I worked a summer in the Hamptons as the pie baker at what may be the most expensive food store on the planet, Loaves & Fishes. I went in never having made a crust in my life ("We'll teach you," they said, with almost palpable desperation four days before the start of the summer season), and by the end of the summer, I got to where I could put out 60 pies a day, with the crusts made in small batches, and two hours to spare. I also worked selling fruit from what is probably the premier apple farmer selling at the Union Square Greenmarket, Locust Grove Fruit Farms. In addition to a whole bunch of wonderful summer fruits, we sold 26 types of antique apples, and were the only farm then that sold quince, a fuzzy, aromatic fruit that some scholars believe was the variety that fell from the tree of knowledge, the original forbidden fruit. I earned seven dollars and hour, paid in cash, plus fruit, paid in fruit, so I took advantage of these unforbidden fruits to try to get me up around nine dollars an hour. In the fall, when berries and stone fruit were no more, I made apple bread, apple spice cake, apple sauce, baked apples, apple crisp, and of course, apple pie. I became, for a few seasons, such a guru of the apple (okay, so maybe I exaggerate) that customers would come on Saturdays to ask me what type to buy for what they were making, and other times they would bring in the fruits of their fruit labors for me to try. So when Howard made that comment about the apple pie, of course I took it as a challenge. "I'm going to make you an apple pie that will make you happy," I said.

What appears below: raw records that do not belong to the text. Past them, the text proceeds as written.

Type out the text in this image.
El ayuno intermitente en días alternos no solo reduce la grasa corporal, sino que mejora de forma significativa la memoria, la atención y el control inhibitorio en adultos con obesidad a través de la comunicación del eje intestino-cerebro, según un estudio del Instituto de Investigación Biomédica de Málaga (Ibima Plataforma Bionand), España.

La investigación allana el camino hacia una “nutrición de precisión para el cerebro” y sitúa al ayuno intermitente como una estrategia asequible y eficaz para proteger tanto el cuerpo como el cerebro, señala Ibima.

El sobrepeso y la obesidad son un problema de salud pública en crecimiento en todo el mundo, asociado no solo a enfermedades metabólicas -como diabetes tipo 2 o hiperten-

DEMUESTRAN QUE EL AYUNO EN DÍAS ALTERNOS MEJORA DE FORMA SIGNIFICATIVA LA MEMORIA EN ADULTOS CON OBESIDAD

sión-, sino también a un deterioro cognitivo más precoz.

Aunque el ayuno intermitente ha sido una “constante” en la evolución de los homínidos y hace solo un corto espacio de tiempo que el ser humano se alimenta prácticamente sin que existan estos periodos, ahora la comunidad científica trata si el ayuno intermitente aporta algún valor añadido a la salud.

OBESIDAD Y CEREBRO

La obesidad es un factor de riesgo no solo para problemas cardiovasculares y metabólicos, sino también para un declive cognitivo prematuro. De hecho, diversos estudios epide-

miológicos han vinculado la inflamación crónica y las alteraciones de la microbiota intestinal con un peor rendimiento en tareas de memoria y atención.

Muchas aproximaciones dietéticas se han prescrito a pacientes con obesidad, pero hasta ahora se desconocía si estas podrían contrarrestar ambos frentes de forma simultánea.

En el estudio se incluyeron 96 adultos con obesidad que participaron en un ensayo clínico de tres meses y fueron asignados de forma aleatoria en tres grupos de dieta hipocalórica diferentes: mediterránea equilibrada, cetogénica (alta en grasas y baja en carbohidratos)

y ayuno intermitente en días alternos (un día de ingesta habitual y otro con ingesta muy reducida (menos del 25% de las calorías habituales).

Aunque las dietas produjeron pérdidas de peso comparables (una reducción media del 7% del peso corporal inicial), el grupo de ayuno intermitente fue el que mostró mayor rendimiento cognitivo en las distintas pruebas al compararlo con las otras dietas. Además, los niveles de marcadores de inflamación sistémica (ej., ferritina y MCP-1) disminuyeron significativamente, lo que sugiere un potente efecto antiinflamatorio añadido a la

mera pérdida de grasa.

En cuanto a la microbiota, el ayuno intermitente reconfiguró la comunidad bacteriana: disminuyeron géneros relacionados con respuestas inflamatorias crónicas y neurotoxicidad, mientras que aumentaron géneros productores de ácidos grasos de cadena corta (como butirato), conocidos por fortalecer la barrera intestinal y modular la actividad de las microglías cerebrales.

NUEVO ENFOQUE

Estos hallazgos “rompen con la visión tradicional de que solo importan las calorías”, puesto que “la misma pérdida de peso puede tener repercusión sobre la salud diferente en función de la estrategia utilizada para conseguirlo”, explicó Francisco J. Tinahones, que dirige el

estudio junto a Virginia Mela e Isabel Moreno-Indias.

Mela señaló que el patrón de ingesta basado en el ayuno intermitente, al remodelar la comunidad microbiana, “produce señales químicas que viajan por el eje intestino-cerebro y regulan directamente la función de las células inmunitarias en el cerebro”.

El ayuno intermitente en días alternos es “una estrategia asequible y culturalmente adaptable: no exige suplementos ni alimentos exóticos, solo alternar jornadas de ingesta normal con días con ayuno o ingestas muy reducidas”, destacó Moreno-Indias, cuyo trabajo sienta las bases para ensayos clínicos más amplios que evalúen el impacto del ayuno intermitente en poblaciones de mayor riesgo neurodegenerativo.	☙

"Many people have walked before you," Margaret warned me. "I think Nancy even walked before you," she added, referring to Nancy Silverton whose baked goods do have their fans.

I've started my research. I emailed my friend Bob Blumer who won third place in a Vermont apple pie baking contest a couple years back for his TV show, Glutton for Punishment. (He gave me his recipe, which includes bacon fat in the pie crust!) I asked Nancy what she does to elevate this humble American dessert: apple cider vinegar jelly and creme fraîche stirred into the apples. Both of which deviations beg the questions: Are we getting too fancy here? Have we lost our way?

Margaret tells me there are things Howard likes about the Costco apple pie, which I am willing to wager, without ever having seen or tasted one, contains neither apple cider vinegar jelly nor bacon fat. Margaret says I also need to try the slice they serve at Pasquale's, the famous shoe repair place on San Vicente. A baking challenge that includes bacon fat, takes me to a shoe repair shop that specializes in Christian Louboutins, and that could also involve a road trip to the apple growing orchards of Tehachapi? This is why I do what I do—because as much as I'd like to be able to tell you otherwise, it certainly isn't for the thousand dollar shoes.